El vecino ha encendido esta mañana el transistor a las seis y media, nada más y nada menos. Así que gracias al grosor del rasillón que separa su cabecero y el mío (arquitectos previsibles y su afán de poner los dormitorios juntos), hoy me he despertado con Carlos Herrera, que por lo visto está siempre muy contento y no hace más que repetir que qué hacemos en la cama a esas horas, perdiéndonos una mañana maravillosa.

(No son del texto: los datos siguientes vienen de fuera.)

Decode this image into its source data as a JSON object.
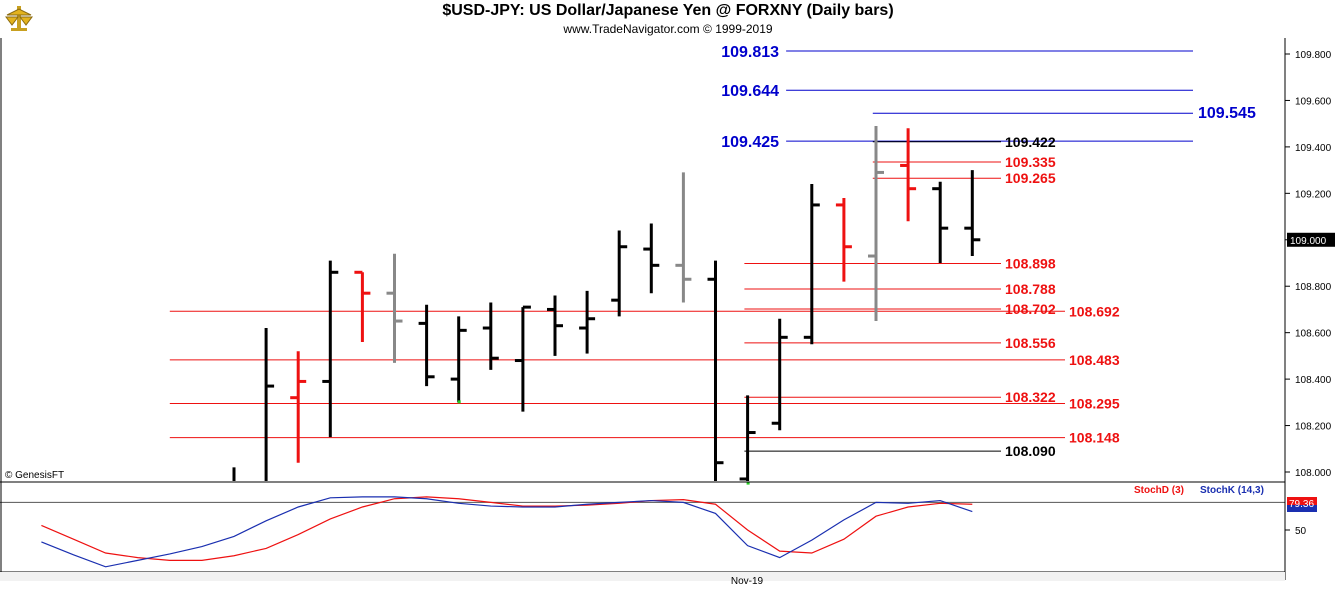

Es la tercera vez que me lo hace, lo de despertarme a esas horas con su indestructible transistor. Tuve la oportunidad de verlo un día que coincidimos en el ascensor y era igualito que el que tenía mi padre en la carpintería, negro y con una goma elástica que lo mantenía unido y hacía la suficiente presión sobre las pilas como para que funcionara a todo trapo. Eso eran vatios, no lo que hay ahora. Volviendo sobre el tema, no es eso lo que me molesta sino que ni siquiera lo escucha porque enseguida se mete en el baño a cantar y ya no hay dios que lo aguante, ni siquiera el tal Herrera lo haría. Puñetero transistor, a mí el mío no me va porque un día cualquiera se le terminaron las pilas y nunca me acuerdo de cogerlas cuando estoy en la cola del súper, esperando a que terminen de hablar el cajero y la clienta, que no hablan de nada pero tardan, dios lo que tardan. Si los hubiera despertado el vecino con el Braun, el Herrera y él mismo cantando, no andarían de tan buen humor.
Camino a la oficina, en el bus y apretado, dale con Herrera, que sigue con lo de levantarse. Ya son las ocho y no veo más que niebla. Además, hace un frío del copón y aquí va todo el mundo helado. ¿Dónde hará el programa este tío? Lo mismo está en alguna playa caribeña de Venezuela y claro, nos ha jodido, allí siempre hacen días buenos y la gente anda sabrosito, con su pescadito, su fuego y sus bailes. Los míos me los da el conductor del bus y, dentro de media hora, el jefe, que hoy toca bronca. Ayer no vendí lo previsto.
Ay Herrera, si tuvieras el vecino que tengo yo. Esta tarde compro las pilas. De hoy no pasa.